Japan’s industry ministry launches an initiative that will test ways to create robot-friendly environments
With an aim to improve productivity and mitigate chronic labour shortages in sectors such as retail and logistics, about two dozen major Japanese companies will join hands to help workplaces effortlessly accommodate robots, reported Nikkei Asia.
Japan’s industry ministry coordinated the public-private Robot Revolution & Industrial IoT initiative, which will test ways to create robot-friendly environments.
Such approaches can include changing the shapes of objects to make them easier to grab or setting common telecommunication standards.
Aeon, Japan’s largest retailer, and convenience store giant Seven & i Holdings are expected to join the project, along with companies namely Panasonic, East Japan Railway, Kewpie, and Mitsubishi Estate.
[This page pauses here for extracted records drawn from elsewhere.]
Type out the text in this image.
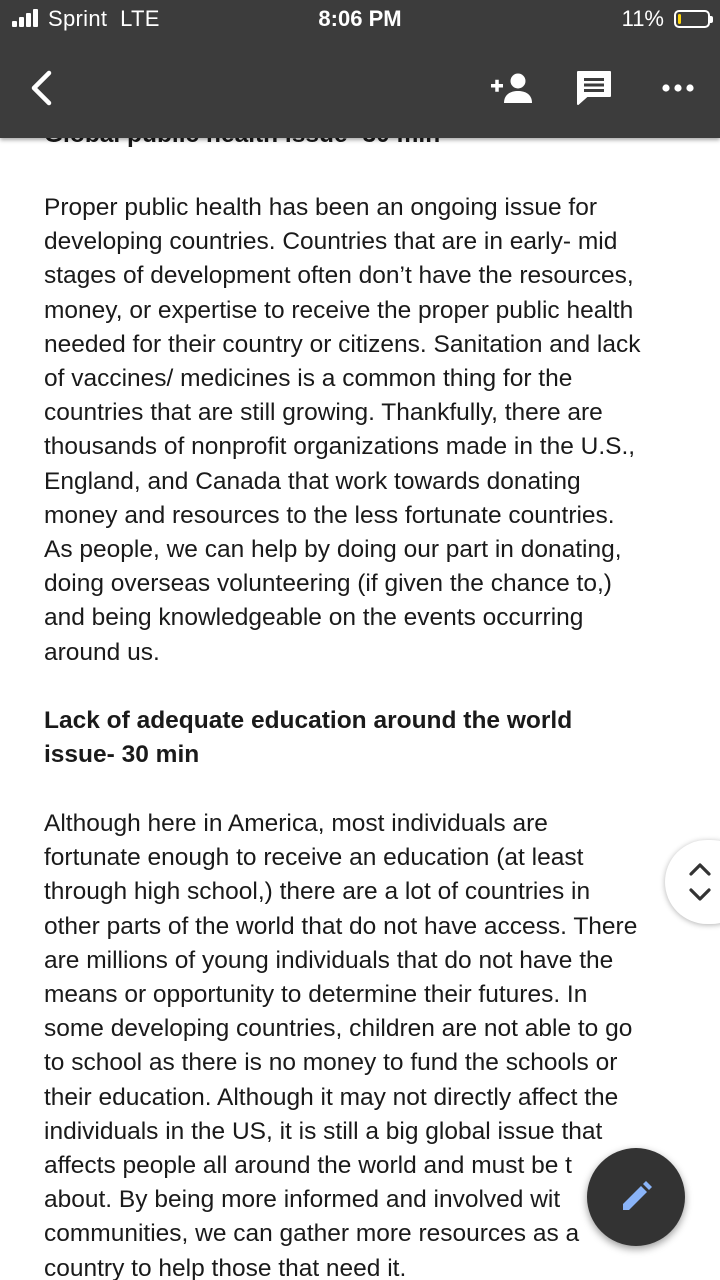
Proper public health has been an ongoing issue for
developing countries. Countries that are in early- mid
stages of development often don’t have the resources,
money, or expertise to receive the proper public health
needed for their country or citizens. Sanitation and lack
of vaccines/ medicines is a common thing for the
countries that are still growing. Thankfully, there are
thousands of nonprofit organizations made in the U.S.,
England, and Canada that work towards donating
money and resources to the less fortunate countries.
As people, we can help by doing our part in donating,
doing overseas volunteering (if given the chance to,)
and being knowledgeable on the events occurring
around us.
Lack of adequate education around the world
issue- 30 min
Although here in America, most individuals are
fortunate enough to receive an education (at least
through high school,) there are a lot of countries in
other parts of the world that do not have access. There
are millions of young individuals that do not have the
means or opportunity to determine their futures. In
some developing countries, children are not able to go
to school as there is no money to fund the schools or
their education. Although it may not directly affect the
individuals in the US, it is still a big global issue that
affects people all around the world and must be t
about. By being more informed and involved wit
communities, we can gather more resources as a
country to help those that need it.
Sprint  LTE	8:06 PM	11%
Typically, the adoption of robots in Japanese corporations is confined to the manufacturing sector.
Industries such as retail are lagging, but robots could be useful in these fields to stock shelves, arrange food in containers at production facilities, and give directions.
Retailers will develop a shared database of product images that robots will use to identify products across various settings. Supermarket operators and big convenience store chains like 7-Eleven, Lawson, and Family Mart, have plans to participate.
However, specifications and other standards tend to be inconsistent as robots in Japan are designed to match a user’s preference.
Therefore, optimum specifications and standards will be determined, with the results aimed at building a welcoming operational environment.